How do you build characters that are human, avoiding caricature or stereotype?
Writers put themselves at risk if they’re drawing from cliché, i.e. an idea of how certain people should act or be. (Say a geek with glasses, because it shows they’re clever, for instance.)
Thriller author Christopher Rice has shared the female stock characters of police procedurals he’s desperate to avoid, like the nagging wife, the ‘ice-queen bureaucrat’ or the ‘babe-assassin’ (‘on the surface she seems like an attempt at gender equality … [but] if we never get a real explanation for who she is, how she got that way, she just ends up being a cardboard character’).
Fantasy writer Samantha Shannon (who created a criminal heroine with depth, in Paige Mahoney of The Bone Season) has also argued the case for complexity:
Complicated women are still treated like they’re a curiosity. … We don’t keep marvelling at “strong male characters”.
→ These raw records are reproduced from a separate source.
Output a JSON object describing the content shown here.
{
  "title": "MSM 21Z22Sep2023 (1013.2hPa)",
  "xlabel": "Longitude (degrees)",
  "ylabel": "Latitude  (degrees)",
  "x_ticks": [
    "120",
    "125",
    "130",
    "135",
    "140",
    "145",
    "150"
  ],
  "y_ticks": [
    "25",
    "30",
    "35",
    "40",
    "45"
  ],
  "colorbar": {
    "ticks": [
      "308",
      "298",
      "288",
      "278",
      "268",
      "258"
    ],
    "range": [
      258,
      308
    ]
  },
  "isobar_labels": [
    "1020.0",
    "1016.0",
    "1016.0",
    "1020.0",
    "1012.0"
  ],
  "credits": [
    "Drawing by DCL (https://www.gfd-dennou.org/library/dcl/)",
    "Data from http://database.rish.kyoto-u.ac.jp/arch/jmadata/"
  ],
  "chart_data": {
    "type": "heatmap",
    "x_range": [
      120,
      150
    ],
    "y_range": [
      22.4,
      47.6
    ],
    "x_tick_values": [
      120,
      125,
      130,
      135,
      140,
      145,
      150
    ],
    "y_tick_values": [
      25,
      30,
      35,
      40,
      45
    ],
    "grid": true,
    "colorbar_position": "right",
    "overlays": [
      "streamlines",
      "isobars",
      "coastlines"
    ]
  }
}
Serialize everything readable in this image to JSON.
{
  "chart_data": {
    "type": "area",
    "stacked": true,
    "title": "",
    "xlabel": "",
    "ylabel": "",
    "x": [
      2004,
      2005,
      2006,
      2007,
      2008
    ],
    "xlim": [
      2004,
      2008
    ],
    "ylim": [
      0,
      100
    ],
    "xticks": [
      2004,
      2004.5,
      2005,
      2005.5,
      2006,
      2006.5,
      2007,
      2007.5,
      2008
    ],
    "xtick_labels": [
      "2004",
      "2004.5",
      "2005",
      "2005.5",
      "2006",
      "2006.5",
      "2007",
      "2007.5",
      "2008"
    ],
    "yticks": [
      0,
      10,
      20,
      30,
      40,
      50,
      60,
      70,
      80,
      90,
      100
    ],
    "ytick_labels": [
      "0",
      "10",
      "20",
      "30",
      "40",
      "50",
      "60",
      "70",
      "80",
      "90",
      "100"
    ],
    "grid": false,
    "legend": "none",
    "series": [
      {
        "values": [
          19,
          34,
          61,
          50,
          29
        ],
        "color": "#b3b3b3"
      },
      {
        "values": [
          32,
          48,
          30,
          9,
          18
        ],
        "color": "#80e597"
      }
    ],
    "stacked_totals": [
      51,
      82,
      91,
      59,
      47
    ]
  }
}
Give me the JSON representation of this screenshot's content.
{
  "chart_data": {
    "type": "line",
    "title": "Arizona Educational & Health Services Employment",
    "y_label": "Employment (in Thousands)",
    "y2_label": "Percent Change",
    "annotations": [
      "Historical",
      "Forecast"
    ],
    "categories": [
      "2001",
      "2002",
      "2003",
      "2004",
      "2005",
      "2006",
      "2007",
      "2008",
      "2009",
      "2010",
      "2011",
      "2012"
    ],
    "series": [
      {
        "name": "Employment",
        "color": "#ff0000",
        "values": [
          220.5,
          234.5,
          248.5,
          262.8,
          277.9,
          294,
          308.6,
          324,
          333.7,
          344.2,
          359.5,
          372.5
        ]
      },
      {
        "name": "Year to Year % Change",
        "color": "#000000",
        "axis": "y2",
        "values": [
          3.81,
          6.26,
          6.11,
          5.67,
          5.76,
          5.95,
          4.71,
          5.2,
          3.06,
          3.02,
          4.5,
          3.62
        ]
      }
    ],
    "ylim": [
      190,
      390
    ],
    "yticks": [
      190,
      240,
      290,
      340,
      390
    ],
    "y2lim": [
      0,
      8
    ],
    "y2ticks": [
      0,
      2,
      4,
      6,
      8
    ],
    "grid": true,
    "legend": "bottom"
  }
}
Female writers, too, unwittingly do something similar when creating male characters if they render them romantic caricatures rather than real people.
How can you avoid these things, writing your characters with sensitivity and feeling?
Firstly, by drawing out of your own well of human emotions and experiences.
Russian director Constantin Stanislavski developed training methods still used by actors today. In his book Building a Character, he offers guidance to actors (applicable to writers) who seek to ‘build’ characters out of stereotypical ideas or images, rather than from their own bank of emotional experiences.
Stanislavski shares examples of cliché in Building a Character:
A professional soldier … holds himself stiffly, marches around … speaks in a loud, barking tone out of habit. … A peasant spits … wipes his mouth of the tail of his sheepskin coat. An aristocrat always carries a top hat … his speech is affected. … These are … clichés. They are taken from life. … But they do not contain the essence of [a] character.
Writer Scarlett Thomas, examining Stanislavski’s writing, builds on his musings in Monkeys with Typewriters:
We could equally say that the chav wears a hoody and trainers and carries a can of lager … the geek has pale skin and acne and glasses. … Stanislavski’s work represents a profound rejection of cliché, stereotype and commonplace assumptions. … Stanislavski also teaches us to look for the motivation behind the action. … Begin with the character’s desire and build up from there, otherwise characterisation will be patronising.
Following this, Scarlett Thomas encourages writers to uncover what Stanislavski calls a ‘super-objective’ in characters:
Examples of super-objectives are ‘I wish to be comfortable’, ‘I wish to be perfect’, ‘I wish to be in control’, ‘I wish to be loved’, ‘I wish to be a success’. … With one wish, what would your character want?
During her novel The End of Mr Y, for instance, Scarlett Thomas has protagonist Ariel Manto admit her ‘wish’ to another character. She wants to know everything.
This filters down into Ariel’s less significant actions, too (rendering everything significant, after all). ‘I wish to know everything’ as a super-objective accounts for Ariel buying a rare, cursed book with all the money she has left to live on (not caring that she now won’t be able to eat).
Your own character needn’t be conscious of a ‘super-objective’, an overarching character motivation – and it’s better if they’re not, perhaps. We as human beings typically aren’t aware, either. We may be aware of various major goals and needs, compelling us to act. As a writer, though, you’ll need to be conscious yourself.
Why does your character want something?
Maybe they want money, but is this because they want to be wildly successful, to show off? Or is this because they’re poor and just want to be comfortable?
Your character’s specific longings and actions should feed back into one vague but dominant, all-encompassing wish.
Know the nature of that wish, and why it’s there. It’s your character’s emotional heart and heartbeat.
Consider your character’s background, too, their day-to-day life now and in times past. How does this feed into desire, into their nature?
In Harry Potter and the Philosopher’s Stone, for instance, the Mirror of Erised illustrates Stanislavski’s principles when Albus Dumbledore points out to Harry that harried, teased Ron Weasley sees himself distinguished, without his brothers and family, the best of them all. Isolated Harry, who’s lived in a cupboard for ten years, sees himself in the mirror with a loving, but lost, family.
Such longings aren’t viewed in the mirror by accident.
Start with your character’s desire and let this help you map out their inner nature. You’ll then be on the path to creating characters with depth, who are fully human.